XXXXX and I defend each other, because that is what friends do, but mainly, because it is the RIGHT thing to do, especially in this case.
You let us both down, you refuse to drop it, and then you act like you are the injured party. You have involved others, even though this is proving to make the situation worse. I do not understand any of this. You are not the person that I thought that you were, and I do not want or need the added stress of putting up with your “bauble.” Neither does XXXXX.
If you ever want to have XXXXX as your friend, then you need to be one to her. She is not crazy, and she walks away from conflict unless she is trapped. Stop telling people negative things about her, and give them time to get to know her. I got to know her, and she is nothing like you said that she is.
I am so proud of her for doing what is right, and she is so hurt that you refuse to. He hurt both of us, and you continue to protect, and defend him. We both deserved better than that, especially from you.
This all began over his pettiness, but your alcohol consumption, and medications have played a huge part in it. Something that you are mixing with the alcohol has made you change. We have tried to talk to you about it since October, but the situation seems to be getting worse.
Your therapist seems to be a big part of the problem. May I suggest you try this one?
The bottom line is that you have not been a friend to either one of us, even though we have been one to you. You have ignored everything that we have said, and neither one of us trusts you anymore.

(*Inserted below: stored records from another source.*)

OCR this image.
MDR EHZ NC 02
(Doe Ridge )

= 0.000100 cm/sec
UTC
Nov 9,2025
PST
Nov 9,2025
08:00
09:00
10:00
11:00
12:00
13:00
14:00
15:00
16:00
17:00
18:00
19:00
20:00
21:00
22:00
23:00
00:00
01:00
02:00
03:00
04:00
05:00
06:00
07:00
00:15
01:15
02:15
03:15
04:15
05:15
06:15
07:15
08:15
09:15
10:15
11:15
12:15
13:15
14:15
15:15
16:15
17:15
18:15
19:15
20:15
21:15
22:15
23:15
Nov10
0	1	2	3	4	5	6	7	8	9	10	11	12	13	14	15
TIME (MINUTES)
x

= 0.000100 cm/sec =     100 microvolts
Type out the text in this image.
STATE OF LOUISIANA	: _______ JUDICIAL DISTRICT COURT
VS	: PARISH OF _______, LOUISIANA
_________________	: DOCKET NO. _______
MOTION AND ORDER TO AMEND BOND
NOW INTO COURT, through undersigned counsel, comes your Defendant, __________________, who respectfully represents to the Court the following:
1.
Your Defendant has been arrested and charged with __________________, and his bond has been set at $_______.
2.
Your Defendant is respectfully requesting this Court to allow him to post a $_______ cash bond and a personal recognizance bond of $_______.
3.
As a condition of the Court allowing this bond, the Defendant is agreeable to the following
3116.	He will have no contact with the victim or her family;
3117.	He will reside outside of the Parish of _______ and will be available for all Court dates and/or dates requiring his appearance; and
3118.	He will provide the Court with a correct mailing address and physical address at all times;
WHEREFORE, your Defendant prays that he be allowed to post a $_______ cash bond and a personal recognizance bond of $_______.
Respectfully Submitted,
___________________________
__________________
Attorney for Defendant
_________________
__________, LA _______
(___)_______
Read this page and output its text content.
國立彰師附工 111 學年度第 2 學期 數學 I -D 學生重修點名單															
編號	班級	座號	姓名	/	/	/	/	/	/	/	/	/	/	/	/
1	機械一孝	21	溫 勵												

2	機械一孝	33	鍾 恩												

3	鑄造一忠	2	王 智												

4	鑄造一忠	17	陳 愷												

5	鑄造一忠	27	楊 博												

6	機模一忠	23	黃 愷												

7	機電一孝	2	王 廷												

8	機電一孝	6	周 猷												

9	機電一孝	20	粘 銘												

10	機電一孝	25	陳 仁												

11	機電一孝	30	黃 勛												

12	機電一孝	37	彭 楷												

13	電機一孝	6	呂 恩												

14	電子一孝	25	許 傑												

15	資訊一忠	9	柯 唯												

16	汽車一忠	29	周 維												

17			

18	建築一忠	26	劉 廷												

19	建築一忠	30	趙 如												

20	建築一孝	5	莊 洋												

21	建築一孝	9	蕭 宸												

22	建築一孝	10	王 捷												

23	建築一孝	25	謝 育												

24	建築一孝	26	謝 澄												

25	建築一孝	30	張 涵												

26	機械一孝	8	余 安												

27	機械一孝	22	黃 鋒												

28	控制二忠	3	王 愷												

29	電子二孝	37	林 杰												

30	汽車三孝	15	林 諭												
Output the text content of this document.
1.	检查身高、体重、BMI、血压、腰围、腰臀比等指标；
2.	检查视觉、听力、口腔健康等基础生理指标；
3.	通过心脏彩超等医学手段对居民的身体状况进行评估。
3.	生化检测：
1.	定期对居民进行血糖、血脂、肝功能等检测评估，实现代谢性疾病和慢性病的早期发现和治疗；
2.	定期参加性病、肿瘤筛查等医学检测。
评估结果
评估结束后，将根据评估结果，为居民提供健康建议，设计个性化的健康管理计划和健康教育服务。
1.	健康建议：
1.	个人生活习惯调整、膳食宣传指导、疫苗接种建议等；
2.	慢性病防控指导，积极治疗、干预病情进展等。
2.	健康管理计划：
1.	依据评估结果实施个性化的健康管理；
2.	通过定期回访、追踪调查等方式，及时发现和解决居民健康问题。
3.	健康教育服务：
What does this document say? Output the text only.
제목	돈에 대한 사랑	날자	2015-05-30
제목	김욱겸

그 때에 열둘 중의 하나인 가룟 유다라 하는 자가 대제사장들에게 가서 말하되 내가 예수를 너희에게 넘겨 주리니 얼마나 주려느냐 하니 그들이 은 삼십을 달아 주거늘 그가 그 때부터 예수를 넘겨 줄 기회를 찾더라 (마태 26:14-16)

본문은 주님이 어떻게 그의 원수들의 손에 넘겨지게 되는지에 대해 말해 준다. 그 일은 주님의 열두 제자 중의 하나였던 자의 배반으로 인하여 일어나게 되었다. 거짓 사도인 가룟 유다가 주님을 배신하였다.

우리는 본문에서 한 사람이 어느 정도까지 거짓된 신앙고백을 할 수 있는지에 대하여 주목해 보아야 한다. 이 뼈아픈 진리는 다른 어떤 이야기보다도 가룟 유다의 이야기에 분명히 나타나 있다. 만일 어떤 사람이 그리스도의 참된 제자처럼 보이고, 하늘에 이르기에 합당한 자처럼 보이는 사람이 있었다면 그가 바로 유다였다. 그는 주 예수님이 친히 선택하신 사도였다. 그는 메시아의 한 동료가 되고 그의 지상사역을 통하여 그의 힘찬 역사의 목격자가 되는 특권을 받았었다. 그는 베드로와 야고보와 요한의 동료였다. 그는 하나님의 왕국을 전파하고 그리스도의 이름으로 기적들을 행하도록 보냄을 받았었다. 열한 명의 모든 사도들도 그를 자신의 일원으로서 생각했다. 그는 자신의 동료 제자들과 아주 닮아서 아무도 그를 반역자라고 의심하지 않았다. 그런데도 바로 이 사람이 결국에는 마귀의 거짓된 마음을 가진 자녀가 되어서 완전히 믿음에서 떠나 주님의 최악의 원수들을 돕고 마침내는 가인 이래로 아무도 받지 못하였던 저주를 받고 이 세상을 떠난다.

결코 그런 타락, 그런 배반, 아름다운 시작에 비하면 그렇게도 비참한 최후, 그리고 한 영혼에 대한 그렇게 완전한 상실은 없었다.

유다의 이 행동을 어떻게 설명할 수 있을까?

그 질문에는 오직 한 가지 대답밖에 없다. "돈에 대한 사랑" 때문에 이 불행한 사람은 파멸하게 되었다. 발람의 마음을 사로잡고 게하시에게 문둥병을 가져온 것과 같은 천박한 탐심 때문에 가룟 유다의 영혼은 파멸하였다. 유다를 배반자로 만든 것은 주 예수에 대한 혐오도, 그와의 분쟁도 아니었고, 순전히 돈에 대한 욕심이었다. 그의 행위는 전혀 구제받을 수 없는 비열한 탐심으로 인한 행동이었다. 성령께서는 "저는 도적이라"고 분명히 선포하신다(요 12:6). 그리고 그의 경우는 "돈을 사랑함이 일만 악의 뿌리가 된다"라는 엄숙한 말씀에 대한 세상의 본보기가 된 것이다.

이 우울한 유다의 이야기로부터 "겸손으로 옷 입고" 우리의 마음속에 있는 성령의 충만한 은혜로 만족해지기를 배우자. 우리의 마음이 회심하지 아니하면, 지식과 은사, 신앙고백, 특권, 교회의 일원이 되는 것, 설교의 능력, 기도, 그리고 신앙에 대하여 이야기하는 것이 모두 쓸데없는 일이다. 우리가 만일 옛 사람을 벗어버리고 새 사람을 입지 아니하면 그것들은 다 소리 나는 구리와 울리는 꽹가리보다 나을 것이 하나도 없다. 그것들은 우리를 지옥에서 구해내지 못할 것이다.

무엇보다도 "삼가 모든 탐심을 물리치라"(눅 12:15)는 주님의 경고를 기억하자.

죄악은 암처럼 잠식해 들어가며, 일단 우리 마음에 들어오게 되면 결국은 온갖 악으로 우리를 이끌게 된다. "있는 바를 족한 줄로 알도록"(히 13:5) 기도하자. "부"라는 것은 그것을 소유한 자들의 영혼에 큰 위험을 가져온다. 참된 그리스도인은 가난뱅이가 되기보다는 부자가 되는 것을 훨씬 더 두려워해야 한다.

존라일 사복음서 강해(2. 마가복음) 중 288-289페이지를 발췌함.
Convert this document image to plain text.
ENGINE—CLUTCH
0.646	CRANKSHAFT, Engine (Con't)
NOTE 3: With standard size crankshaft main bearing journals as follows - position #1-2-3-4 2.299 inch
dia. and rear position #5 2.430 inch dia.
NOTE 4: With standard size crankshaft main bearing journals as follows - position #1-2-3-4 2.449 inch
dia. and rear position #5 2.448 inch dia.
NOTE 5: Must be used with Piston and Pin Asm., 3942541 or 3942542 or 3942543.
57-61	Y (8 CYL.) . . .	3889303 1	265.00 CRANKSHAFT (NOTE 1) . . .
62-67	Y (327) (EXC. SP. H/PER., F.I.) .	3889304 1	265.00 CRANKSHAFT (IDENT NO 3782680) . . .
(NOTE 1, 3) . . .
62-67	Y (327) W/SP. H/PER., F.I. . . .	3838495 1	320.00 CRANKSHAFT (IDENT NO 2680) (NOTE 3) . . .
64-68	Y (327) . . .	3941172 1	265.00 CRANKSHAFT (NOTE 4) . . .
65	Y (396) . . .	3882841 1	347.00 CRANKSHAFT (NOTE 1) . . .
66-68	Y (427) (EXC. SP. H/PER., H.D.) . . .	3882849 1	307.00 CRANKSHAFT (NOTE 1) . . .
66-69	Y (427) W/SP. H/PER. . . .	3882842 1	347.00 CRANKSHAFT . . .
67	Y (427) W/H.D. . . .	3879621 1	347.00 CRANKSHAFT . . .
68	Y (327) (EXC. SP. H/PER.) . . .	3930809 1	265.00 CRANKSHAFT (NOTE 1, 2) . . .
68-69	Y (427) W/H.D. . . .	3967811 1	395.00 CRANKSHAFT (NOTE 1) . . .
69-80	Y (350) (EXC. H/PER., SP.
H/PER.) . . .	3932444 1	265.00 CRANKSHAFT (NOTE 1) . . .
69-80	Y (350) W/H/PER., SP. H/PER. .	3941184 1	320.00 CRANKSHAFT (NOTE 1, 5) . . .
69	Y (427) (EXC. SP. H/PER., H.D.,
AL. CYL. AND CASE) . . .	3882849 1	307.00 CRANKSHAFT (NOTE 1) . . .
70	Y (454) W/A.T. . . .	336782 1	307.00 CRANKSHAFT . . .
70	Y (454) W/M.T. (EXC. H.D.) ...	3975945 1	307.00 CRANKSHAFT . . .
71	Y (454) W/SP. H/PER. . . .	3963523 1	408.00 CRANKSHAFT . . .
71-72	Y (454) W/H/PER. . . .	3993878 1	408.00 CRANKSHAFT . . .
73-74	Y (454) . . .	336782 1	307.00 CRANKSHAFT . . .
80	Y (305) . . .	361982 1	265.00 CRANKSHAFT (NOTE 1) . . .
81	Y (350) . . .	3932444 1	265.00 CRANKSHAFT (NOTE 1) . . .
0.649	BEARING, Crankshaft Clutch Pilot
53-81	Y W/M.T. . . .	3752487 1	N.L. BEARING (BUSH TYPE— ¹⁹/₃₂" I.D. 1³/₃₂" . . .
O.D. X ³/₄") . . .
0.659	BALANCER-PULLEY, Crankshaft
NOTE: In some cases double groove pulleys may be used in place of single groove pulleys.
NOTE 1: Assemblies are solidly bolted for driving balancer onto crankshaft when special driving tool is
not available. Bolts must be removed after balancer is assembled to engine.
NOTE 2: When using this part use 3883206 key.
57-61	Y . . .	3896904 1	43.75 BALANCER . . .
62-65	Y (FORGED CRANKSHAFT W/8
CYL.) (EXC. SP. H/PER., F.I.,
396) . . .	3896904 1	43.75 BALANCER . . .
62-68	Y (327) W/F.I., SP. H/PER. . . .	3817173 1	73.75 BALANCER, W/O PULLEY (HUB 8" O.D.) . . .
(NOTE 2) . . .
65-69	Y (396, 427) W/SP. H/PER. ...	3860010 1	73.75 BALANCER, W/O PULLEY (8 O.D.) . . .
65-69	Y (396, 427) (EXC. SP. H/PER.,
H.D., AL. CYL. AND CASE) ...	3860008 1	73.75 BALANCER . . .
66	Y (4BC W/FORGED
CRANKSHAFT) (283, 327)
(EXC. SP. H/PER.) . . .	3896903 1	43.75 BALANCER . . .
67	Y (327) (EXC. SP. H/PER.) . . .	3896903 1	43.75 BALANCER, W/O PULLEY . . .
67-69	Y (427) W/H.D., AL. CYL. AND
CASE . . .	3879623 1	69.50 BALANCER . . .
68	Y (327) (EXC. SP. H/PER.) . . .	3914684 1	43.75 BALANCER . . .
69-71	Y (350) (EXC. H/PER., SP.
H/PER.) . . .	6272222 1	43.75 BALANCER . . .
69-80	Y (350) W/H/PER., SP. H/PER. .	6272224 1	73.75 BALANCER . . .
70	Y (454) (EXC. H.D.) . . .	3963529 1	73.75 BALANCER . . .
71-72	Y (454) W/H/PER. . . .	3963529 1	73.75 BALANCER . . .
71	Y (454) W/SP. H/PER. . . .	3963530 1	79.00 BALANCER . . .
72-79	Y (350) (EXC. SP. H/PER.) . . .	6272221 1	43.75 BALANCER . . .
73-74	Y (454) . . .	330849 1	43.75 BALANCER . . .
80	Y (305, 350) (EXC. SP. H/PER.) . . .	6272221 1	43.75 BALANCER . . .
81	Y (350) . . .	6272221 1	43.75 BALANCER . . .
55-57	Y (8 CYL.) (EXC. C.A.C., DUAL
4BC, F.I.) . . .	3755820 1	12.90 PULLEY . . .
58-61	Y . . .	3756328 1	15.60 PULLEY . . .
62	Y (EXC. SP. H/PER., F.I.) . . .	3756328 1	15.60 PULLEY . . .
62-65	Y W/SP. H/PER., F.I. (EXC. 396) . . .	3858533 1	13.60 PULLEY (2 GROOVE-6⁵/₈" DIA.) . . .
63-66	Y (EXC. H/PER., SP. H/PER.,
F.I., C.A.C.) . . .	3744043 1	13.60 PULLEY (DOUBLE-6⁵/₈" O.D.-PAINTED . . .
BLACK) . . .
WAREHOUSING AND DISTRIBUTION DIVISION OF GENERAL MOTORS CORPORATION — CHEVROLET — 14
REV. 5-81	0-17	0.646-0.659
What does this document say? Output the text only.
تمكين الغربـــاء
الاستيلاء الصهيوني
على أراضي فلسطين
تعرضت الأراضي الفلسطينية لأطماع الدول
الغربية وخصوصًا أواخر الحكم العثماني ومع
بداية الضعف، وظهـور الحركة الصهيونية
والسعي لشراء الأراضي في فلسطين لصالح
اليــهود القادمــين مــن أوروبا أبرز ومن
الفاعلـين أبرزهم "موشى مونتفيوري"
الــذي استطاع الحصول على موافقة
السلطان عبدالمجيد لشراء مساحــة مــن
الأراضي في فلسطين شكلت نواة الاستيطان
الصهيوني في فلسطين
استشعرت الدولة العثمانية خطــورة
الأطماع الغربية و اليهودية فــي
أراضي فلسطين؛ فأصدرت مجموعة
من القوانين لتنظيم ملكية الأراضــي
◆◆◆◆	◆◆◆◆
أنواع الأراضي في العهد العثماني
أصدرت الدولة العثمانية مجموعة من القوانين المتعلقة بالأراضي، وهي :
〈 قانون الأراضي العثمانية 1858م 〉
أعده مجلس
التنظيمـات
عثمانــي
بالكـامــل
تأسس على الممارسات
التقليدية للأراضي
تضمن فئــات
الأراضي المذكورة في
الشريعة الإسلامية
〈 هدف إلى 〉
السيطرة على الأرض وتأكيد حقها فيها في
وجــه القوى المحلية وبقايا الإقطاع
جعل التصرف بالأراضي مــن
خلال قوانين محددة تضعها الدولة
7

There are several people that have decided that lying about what they’ve witnessed is the best route to take, that’s their problem. The truth is in the tapes at the bar. Our version has not changed, because it is the truth!
Trust is a big issue, and you broke that by not listening to us, and by hurtful things that you have said. Instead you prefer to bury your head in the sand. I hope you get your shit together soon, because you have made some very bad choices, and your friends/friendships have suffered for it.